The wood-fired pizzas deserve their own mention. The crust has a blister pattern from the oven and a chew that tells you about the dough's fermentation. Toppings are restrained in the Italian style. A margherita is tomato, mozzarella, basil, olive oil. Nothing else. When the ingredients are this direct, there is nowhere to hide, and Mani doesn't need to.

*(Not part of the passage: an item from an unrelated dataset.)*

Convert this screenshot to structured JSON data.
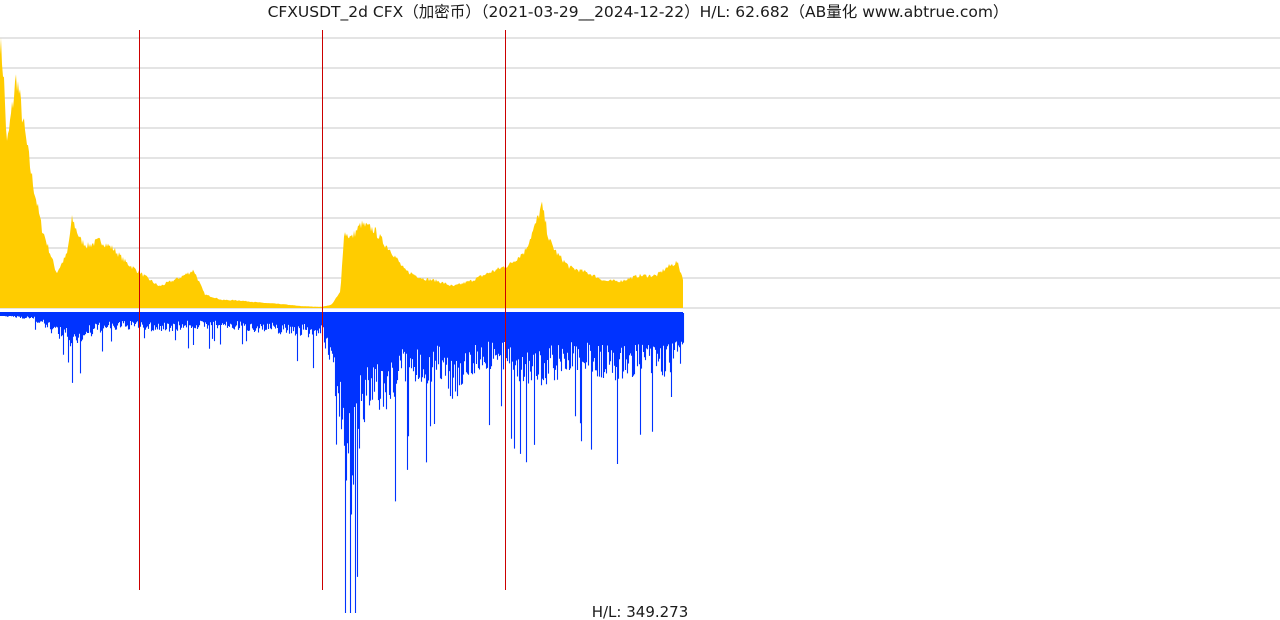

Burrata appears on the menu as an appetizer, and it's the kind of dish that makes you wonder why anyone bothers to complicate it. Fresh, creamy, served with good olive oil and bread. Simple food done with care. That sentence could describe the entire restaurant.
What Handmade Means Here
Handmade pasta is not unusual in fine dining. In a college town where the average diner is a 22-year-old splitting a check three ways, it's a different proposition. It takes more labor, more time, and more skill than pulling bags of dried penne out of a box. It raises your food cost. It means hiring people who know how to work with dough, not just how to boil water.
Mani makes this choice every day, and the kitchen absorbs the cost in a way that keeps prices accessible. Pasta dishes run in the mid-teens to low twenties. For what you're getting, that's honest. A plate of handmade pappardelle with braised short rib, at a table in downtown Ann Arbor, for under $25, is the kind of value that doesn't announce itself. You just eat it and realize what you paid.
The Room
The space is warm without being dark. Wood and brick. An open kitchen where the heat from the pizza oven reaches the nearest tables — you don't mind it in February, and you might in July. It seats enough people that you can usually get a table on a weekday without a reservation, but weekends fill up.
There is a bar area that does solid cocktails and has a wine list focused on Italian bottles, which makes sense and doesn't try to be more than it is. An Aperol spritz here is perfectly fine. The Chianti is what you want it to be.
Why It Lasts
Mani has lasted because it does a specific thing with consistency. It is not trying to be the most innovative restaurant in town. It is making pasta by hand and putting it on plates with good sauce, night after night, and people keep coming back because the food repays their attention.
I keep recommending Mani when people ask where to go for dinner. Order the pappardelle. You'll order it next time too.
Mani Osteria is at 341 E Liberty St, Ann Arbor.